I didn’t have the Mace anymore to spray him, so I tried to hit him, but he kicked my legs out from under me and I fell. Then he did the same thing to Leon. He bent down and put one of his knees on my chest, and the other one on Leon. He must have weighed like six thousand pounds because he was so heavy, and I thought he was going to crush me.
I really thought I was going to die, so I closed my eyes and told my chickens, “Good-bye. I’ll miss you.”
Then I heard Dawn scream, “What the hell are you doing?”
The man yelled back, “Mind your own business,” and then I opened my eyes and saw Dawn hit him in the face with her fist. The man jumped up and swung at Dawn, but she ducked and then kicked him in the privates and the man fell on the ground.
Dawn grabbed Leon’s and my arms, and pulled us up and said, “Come on, let’s go!”
Then we ran to a blue car in the parking lot of Bill’s Broadway and all jumped in. Dawn started it and backed out and drove toward the road. The man she’d kicked had gotten up and was running after us. He slapped the back of the car just as Dawn pulled it out on the road. I didn’t look back to see if he was following us because, if he was, it would have scared me. So I just closed my eyes and pretended like he turned around and just walked in the other direction. I opened my eyes back up, though, when Dawn started crying.
“Who the hell was that?” she screamed.
“Some guy that tried to take our money,” Leon said. “We don’t know who he is.”
Dawn hit the steering wheel with her hand and screamed, “Geezum Pete!”
Nobody said anything until we got to the traffic light at Lobdell Boulevard. That’s when Dawn asked, “Which way is your hotel?”
I pointed left and she turned and then asked, “Are you guys okay?”
“Yeah,” I said.
“You have to promise me that you’ll never go out alone at night again,” she told us. “There are a bunch of crazy people out there, and you never know what they’re going to do.”
I told her, “Okay” and then Leon said, “You were like one of Charlie’s Angels when you kicked that guy.”

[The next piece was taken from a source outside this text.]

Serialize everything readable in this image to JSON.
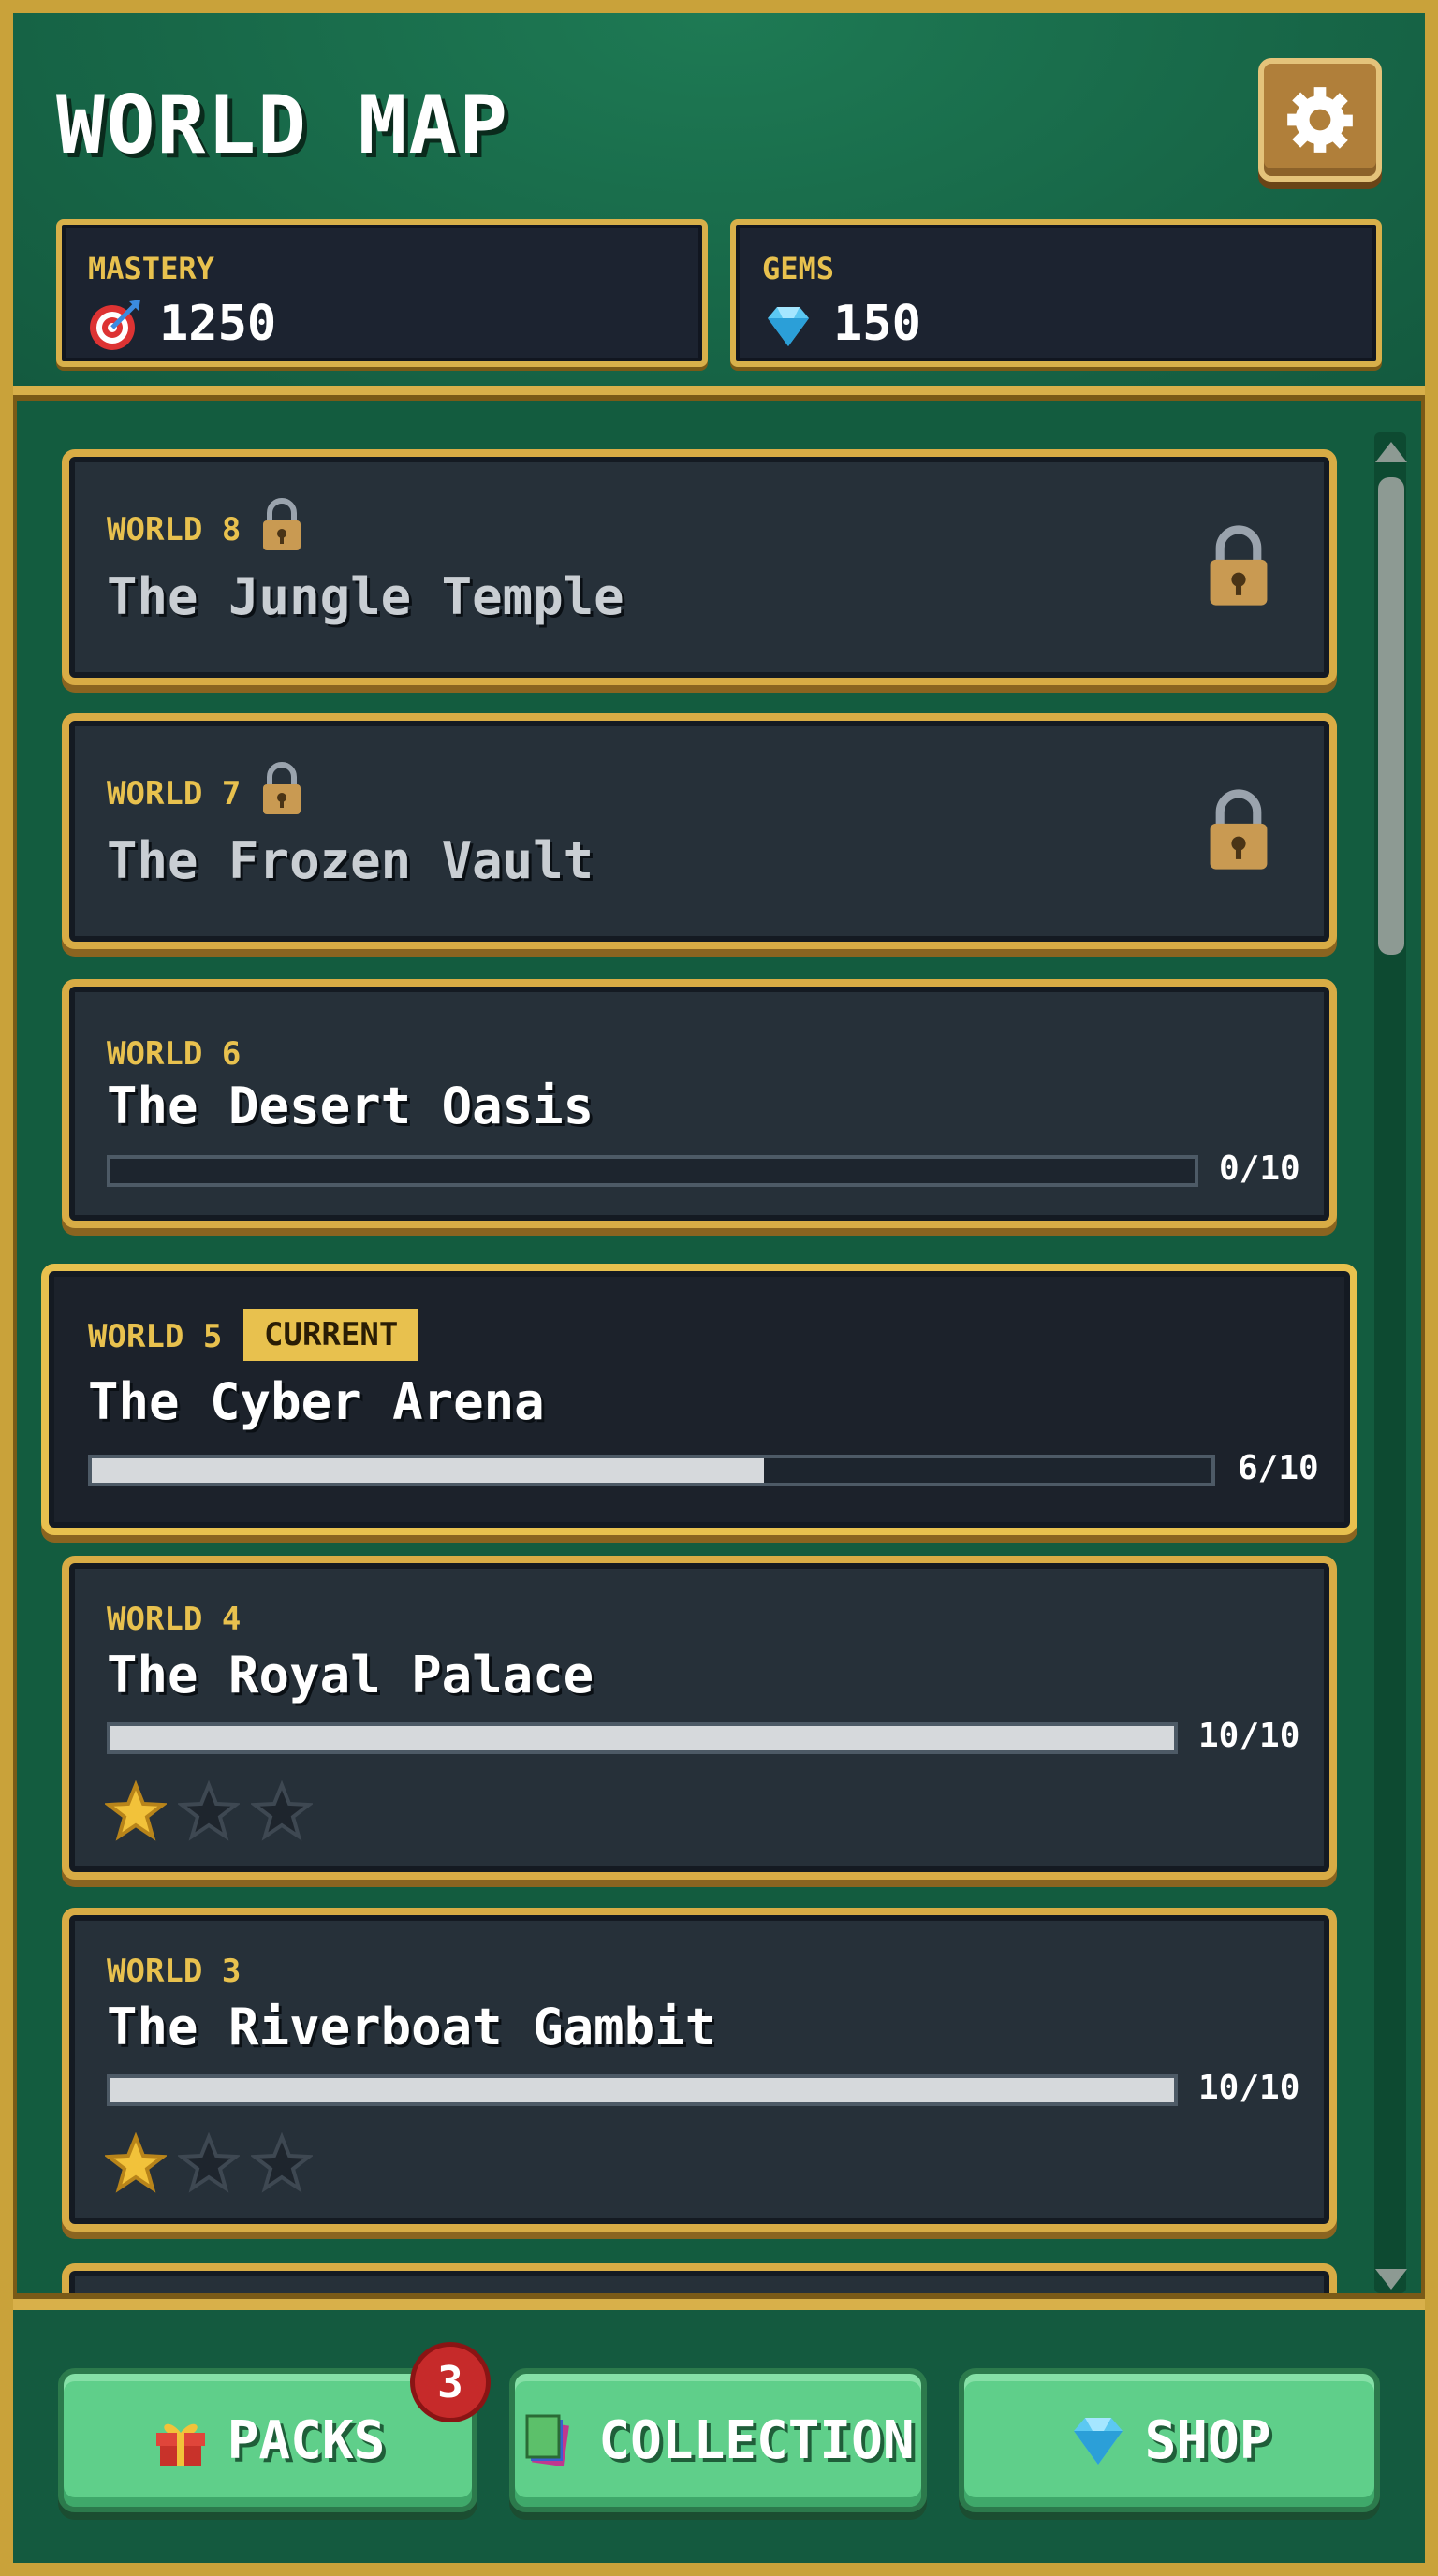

Dawn didn’t say anything for a few seconds. Then she asked, “Where is your hotel?” and Leon pointed and said, “There on the right.”

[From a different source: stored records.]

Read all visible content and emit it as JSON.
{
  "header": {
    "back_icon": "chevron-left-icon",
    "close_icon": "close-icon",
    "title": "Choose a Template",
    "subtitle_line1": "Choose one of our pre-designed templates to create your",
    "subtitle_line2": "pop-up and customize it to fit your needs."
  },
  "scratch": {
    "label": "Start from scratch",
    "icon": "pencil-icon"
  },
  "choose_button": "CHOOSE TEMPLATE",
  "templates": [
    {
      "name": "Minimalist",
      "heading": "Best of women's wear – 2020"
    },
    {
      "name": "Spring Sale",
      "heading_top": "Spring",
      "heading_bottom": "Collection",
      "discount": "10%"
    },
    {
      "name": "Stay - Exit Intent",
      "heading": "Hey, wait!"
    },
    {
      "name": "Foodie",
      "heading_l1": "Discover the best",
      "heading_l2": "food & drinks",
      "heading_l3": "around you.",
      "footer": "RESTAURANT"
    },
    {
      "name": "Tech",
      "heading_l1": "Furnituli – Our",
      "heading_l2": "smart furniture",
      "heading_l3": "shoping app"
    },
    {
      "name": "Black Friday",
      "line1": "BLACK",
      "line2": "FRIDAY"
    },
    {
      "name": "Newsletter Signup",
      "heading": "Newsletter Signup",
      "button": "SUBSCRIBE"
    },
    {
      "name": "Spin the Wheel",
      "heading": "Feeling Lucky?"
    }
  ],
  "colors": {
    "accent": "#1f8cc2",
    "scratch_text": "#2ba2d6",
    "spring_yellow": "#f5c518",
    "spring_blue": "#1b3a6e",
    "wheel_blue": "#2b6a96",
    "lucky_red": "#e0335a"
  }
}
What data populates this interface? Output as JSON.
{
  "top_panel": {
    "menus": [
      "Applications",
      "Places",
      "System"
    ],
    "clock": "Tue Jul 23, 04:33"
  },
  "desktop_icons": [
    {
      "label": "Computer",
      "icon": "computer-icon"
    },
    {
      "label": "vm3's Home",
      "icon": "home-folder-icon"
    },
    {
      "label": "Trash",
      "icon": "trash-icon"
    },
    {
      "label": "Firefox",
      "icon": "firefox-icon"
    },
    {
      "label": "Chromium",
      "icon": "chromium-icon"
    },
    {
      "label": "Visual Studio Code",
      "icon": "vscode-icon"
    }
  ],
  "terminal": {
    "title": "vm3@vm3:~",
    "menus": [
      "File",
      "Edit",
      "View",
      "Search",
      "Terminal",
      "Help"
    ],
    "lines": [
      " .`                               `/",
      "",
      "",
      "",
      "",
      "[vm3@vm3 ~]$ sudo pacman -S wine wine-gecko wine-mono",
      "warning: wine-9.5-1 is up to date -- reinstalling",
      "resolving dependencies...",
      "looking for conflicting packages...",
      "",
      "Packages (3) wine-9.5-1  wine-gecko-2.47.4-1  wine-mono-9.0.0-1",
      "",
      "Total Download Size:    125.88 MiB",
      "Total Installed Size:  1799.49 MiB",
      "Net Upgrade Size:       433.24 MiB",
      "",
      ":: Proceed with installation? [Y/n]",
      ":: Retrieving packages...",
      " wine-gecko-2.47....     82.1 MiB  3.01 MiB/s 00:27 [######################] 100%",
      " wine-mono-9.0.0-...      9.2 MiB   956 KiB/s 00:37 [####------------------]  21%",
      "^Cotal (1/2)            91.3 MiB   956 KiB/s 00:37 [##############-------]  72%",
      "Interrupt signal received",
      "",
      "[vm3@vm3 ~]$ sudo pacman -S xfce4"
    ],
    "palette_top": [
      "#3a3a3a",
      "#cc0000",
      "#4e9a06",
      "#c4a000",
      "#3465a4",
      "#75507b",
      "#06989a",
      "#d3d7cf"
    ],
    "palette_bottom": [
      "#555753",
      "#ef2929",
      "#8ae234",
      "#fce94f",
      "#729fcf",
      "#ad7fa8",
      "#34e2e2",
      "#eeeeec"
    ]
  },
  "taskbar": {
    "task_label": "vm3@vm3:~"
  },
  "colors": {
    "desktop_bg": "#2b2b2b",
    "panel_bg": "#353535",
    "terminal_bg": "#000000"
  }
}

Dawn turned into the parking lot, shut off the car, and then we all got out and walked to the front of the hotel. She bent down and hugged me and kissed me on the forehead and said, “Be careful.”
Dawn kissed me again, and turned back and walked to her car, got in, and started driving away. I was really sad to see her leave because I thought she was real nice, and a good dancer, and I thought it was real cool that she’d kicked that man in the privates for me. I was praying that she’d come back and then all of a sudden, her car stopped, and then backed up to the front of the hotel again. Dawn got out and said, “I love you.”

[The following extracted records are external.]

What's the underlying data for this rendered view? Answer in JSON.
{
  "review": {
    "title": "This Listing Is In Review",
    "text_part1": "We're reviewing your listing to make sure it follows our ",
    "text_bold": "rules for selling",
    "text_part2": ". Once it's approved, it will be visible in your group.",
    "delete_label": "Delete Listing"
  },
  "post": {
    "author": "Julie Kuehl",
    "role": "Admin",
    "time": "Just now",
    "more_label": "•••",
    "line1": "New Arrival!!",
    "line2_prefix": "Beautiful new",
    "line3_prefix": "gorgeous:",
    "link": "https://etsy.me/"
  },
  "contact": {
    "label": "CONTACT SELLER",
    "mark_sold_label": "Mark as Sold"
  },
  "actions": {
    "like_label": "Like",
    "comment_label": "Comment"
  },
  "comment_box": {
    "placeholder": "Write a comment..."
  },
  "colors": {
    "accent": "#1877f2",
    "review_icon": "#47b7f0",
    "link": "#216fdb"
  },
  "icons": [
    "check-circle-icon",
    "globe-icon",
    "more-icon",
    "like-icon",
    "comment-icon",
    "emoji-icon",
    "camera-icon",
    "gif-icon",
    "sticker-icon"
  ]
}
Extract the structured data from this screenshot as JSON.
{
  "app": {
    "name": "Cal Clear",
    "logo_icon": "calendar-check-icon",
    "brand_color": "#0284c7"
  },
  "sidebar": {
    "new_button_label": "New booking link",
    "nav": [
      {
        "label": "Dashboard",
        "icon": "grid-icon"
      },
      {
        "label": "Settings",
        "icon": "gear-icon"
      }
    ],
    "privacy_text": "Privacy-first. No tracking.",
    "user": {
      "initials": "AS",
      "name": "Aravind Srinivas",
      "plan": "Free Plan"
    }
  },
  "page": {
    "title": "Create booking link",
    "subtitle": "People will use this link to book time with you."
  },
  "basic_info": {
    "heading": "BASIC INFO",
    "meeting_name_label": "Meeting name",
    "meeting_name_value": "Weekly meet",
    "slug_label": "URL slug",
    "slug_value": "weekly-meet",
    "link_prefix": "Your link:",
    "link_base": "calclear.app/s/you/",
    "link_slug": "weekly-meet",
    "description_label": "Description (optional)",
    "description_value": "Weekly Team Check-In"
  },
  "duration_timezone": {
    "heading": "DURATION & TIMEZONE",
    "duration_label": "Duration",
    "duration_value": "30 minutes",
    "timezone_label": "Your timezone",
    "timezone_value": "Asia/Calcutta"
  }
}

“I love you too,” I told her.
She smiled and hugged me really tight and said, “I’m glad you found me.”
Then she let go and got back in her car and drove away. I prayed again that she’d come back, but she didn’t, and when I couldn’t see her car anymore, I knew she wouldn’t.
Thirty-Two
I could barely sleep the night Leon and I found Dawn. I guess it wasn’t really the night, though, because we got back to the hotel after midnight, so I guess it was really the morning of the next day. Anyway, at first I couldn’t fall asleep at all and thought about everything from the chicken-judging contest to the dance to the man that I had sprayed with Mace to Dawn. When I did fall asleep, I dreamed about everything that had happened. I think I was dreaming about Dawn’s foot on my shoulder when Nurse Nancy knocked on our door and told us to get up because we had to go to breakfast and then to the awards ceremony.